En mi barrio aman las amoladoras, las máquinas cortadoras de césped y las sierras eléctricas. Sábados, a partir de las 7:30, o entre semana, no importa. El romance se consuma entre chirridos, zumbidos mecánicos y olor a hierro quemado.
Aquí gustan los mañaneros, más el ruido metálico que viene del corazón. ¡Qué manera tan extraña de hacer el amor! En vez de la doble hélice de los cuerpos calientes, un corte angular sobre el cemento frío. Puertas negras eléctricas flamantes. La supirrosa podada hasta el palo. Un sonido de avispero potenciado. Una pausa, y va de nuevo, con mayor intensidad porque el jardinero ha llegado al borde del parterre. Ahí, ahí, así, ah, ah. No es mi asunto, solo que escucho.

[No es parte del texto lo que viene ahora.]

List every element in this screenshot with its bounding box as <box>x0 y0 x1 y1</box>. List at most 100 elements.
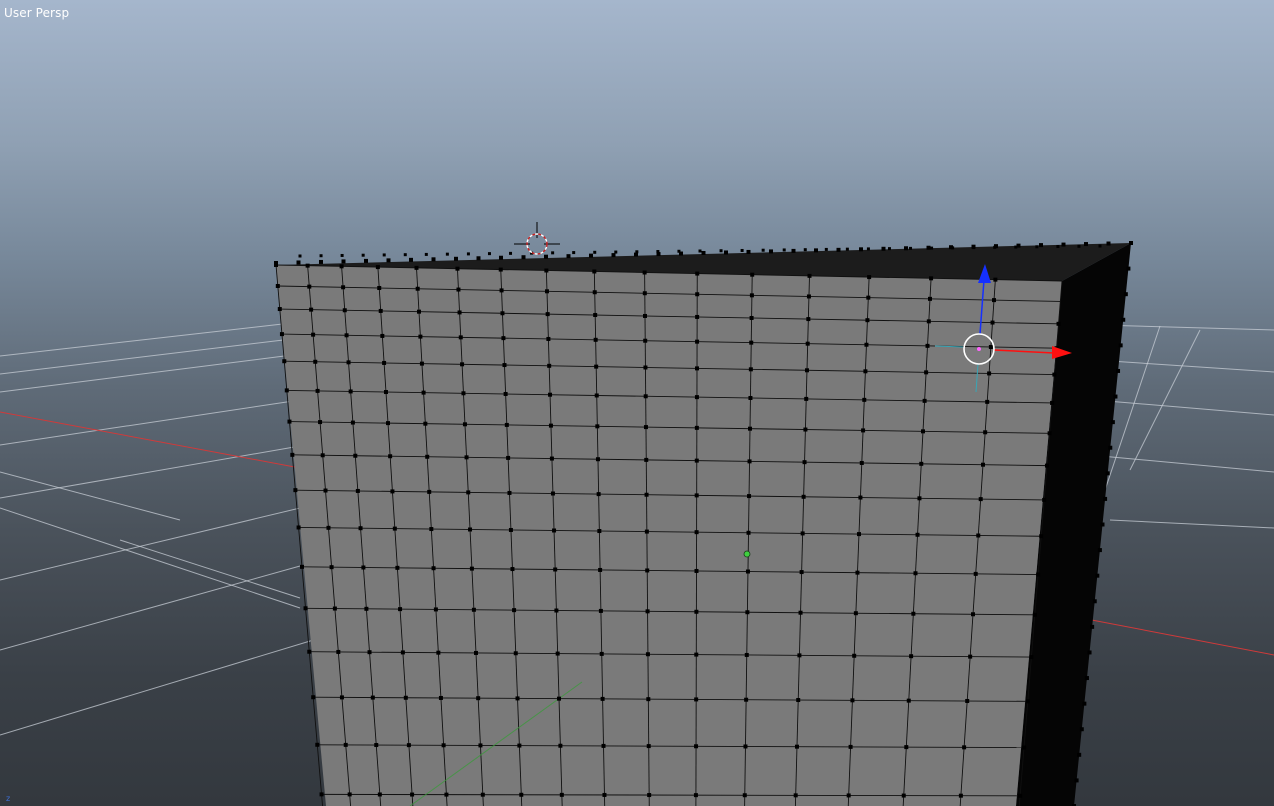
mesh-vertex[interactable] <box>471 607 476 612</box>
mesh-vertex[interactable] <box>804 368 809 373</box>
mesh-vertex[interactable] <box>749 293 754 298</box>
mesh-vertex[interactable] <box>973 571 978 576</box>
mesh-vertex[interactable] <box>695 366 700 371</box>
mesh-vertex[interactable] <box>282 359 287 364</box>
mesh-vertex[interactable] <box>750 272 755 277</box>
mesh-vertex[interactable] <box>926 319 931 324</box>
mesh-vertex[interactable] <box>277 307 282 312</box>
mesh-vertex[interactable] <box>557 696 562 701</box>
mesh-vertex[interactable] <box>983 430 988 435</box>
mesh-vertex[interactable] <box>466 490 471 495</box>
mesh-vertex[interactable] <box>596 492 601 497</box>
mesh-vertex[interactable] <box>601 743 606 748</box>
mesh-vertex[interactable] <box>339 264 344 269</box>
mesh-vertex[interactable] <box>911 611 916 616</box>
mesh-vertex[interactable] <box>1052 372 1057 377</box>
mesh-vertex[interactable] <box>806 317 811 322</box>
mesh-vertex[interactable] <box>745 569 750 574</box>
mesh-vertex[interactable] <box>547 363 552 368</box>
mesh-vertex[interactable] <box>1036 572 1041 577</box>
mesh-vertex[interactable] <box>598 567 603 572</box>
mesh-vertex[interactable] <box>552 528 557 533</box>
mesh-vertex[interactable] <box>320 453 325 458</box>
mesh-vertex[interactable] <box>385 421 390 426</box>
mesh-vertex[interactable] <box>865 318 870 323</box>
mesh-vertex[interactable] <box>1044 463 1049 468</box>
mesh-vertex[interactable] <box>419 361 424 366</box>
mesh-vertex[interactable] <box>347 792 352 797</box>
mesh-vertex[interactable] <box>346 360 351 365</box>
mesh-vertex[interactable] <box>909 654 914 659</box>
mesh-vertex[interactable] <box>336 649 341 654</box>
mesh-vertex[interactable] <box>694 458 699 463</box>
mesh-vertex[interactable] <box>694 395 699 400</box>
mesh-vertex[interactable] <box>383 390 388 395</box>
mesh-vertex[interactable] <box>348 389 353 394</box>
mesh-vertex[interactable] <box>410 792 415 797</box>
mesh-vertex[interactable] <box>315 742 320 747</box>
mesh-vertex[interactable] <box>745 610 750 615</box>
mesh-vertex[interactable] <box>848 744 853 749</box>
3d-viewport[interactable]: User Persp z <box>0 0 1274 806</box>
mesh-vertex[interactable] <box>958 793 963 798</box>
mesh-vertex[interactable] <box>506 455 511 460</box>
mesh-vertex[interactable] <box>305 263 310 268</box>
mesh-vertex[interactable] <box>797 653 802 658</box>
mesh-vertex[interactable] <box>307 649 312 654</box>
mesh-vertex[interactable] <box>503 391 508 396</box>
mesh-vertex[interactable] <box>846 793 851 798</box>
mesh-vertex[interactable] <box>548 392 553 397</box>
mesh-vertex[interactable] <box>598 608 603 613</box>
mesh-vertex[interactable] <box>929 276 934 281</box>
mesh-vertex[interactable] <box>370 695 375 700</box>
mesh-vertex[interactable] <box>502 363 507 368</box>
mesh-vertex[interactable] <box>694 744 699 749</box>
viewport-scene[interactable] <box>0 0 1274 806</box>
mesh-vertex[interactable] <box>864 342 869 347</box>
mesh-vertex[interactable] <box>807 273 812 278</box>
mesh-vertex[interactable] <box>546 336 551 341</box>
mesh-vertex[interactable] <box>498 267 503 272</box>
mesh-vertex[interactable] <box>504 422 509 427</box>
mesh-vertex[interactable] <box>341 285 346 290</box>
mesh-vertex[interactable] <box>852 653 857 658</box>
mesh-vertex[interactable] <box>377 285 382 290</box>
mesh-vertex[interactable] <box>375 265 380 270</box>
mesh-vertex[interactable] <box>803 427 808 432</box>
mesh-vertex[interactable] <box>512 608 517 613</box>
mesh-vertex[interactable] <box>315 388 320 393</box>
mesh-vertex[interactable] <box>646 697 651 702</box>
mesh-vertex[interactable] <box>1050 400 1055 405</box>
mesh-vertex[interactable] <box>694 493 699 498</box>
mesh-vertex[interactable] <box>500 311 505 316</box>
mesh-vertex[interactable] <box>595 424 600 429</box>
mesh-vertex[interactable] <box>464 455 469 460</box>
mesh-vertex[interactable] <box>643 425 648 430</box>
mesh-vertex[interactable] <box>645 609 650 614</box>
mesh-vertex[interactable] <box>694 697 699 702</box>
mesh-vertex[interactable] <box>418 334 423 339</box>
mesh-vertex[interactable] <box>600 696 605 701</box>
mesh-vertex[interactable] <box>646 744 651 749</box>
mesh-vertex[interactable] <box>544 268 549 273</box>
mesh-vertex[interactable] <box>398 607 403 612</box>
mesh-vertex[interactable] <box>796 698 801 703</box>
mesh-vertex[interactable] <box>748 426 753 431</box>
mesh-vertex[interactable] <box>1029 655 1034 660</box>
mesh-vertex[interactable] <box>427 489 432 494</box>
mesh-vertex[interactable] <box>438 695 443 700</box>
mesh-vertex[interactable] <box>423 421 428 426</box>
mesh-vertex[interactable] <box>555 651 560 656</box>
mesh-vertex[interactable] <box>597 529 602 534</box>
mesh-vertex[interactable] <box>390 489 395 494</box>
mesh-vertex[interactable] <box>850 698 855 703</box>
mesh-vertex[interactable] <box>433 607 438 612</box>
mesh-vertex[interactable] <box>643 338 648 343</box>
mesh-vertex[interactable] <box>421 390 426 395</box>
mesh-vertex[interactable] <box>925 343 930 348</box>
mesh-vertex[interactable] <box>647 793 652 798</box>
mesh-vertex[interactable] <box>431 566 436 571</box>
mesh-vertex[interactable] <box>744 652 749 657</box>
mesh-vertex[interactable] <box>462 422 467 427</box>
mesh-vertex[interactable] <box>805 341 810 346</box>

En el lugar en que vivo no hay suficiente construcción. Se construye sobre lo construido. El edificio de la esquina jamás estará terminado, es una obra-en-construcción permanente. Adentro, en el lobby, habrá imitaciones empobrecidas a manera de decoración. La persona que esperará al lado mío, en ese lobby, escuchará un video a todo volumen, cada dos segundos le llegarán mensajes al celular en burbujas sonoras que ella ignorará, pero yo no.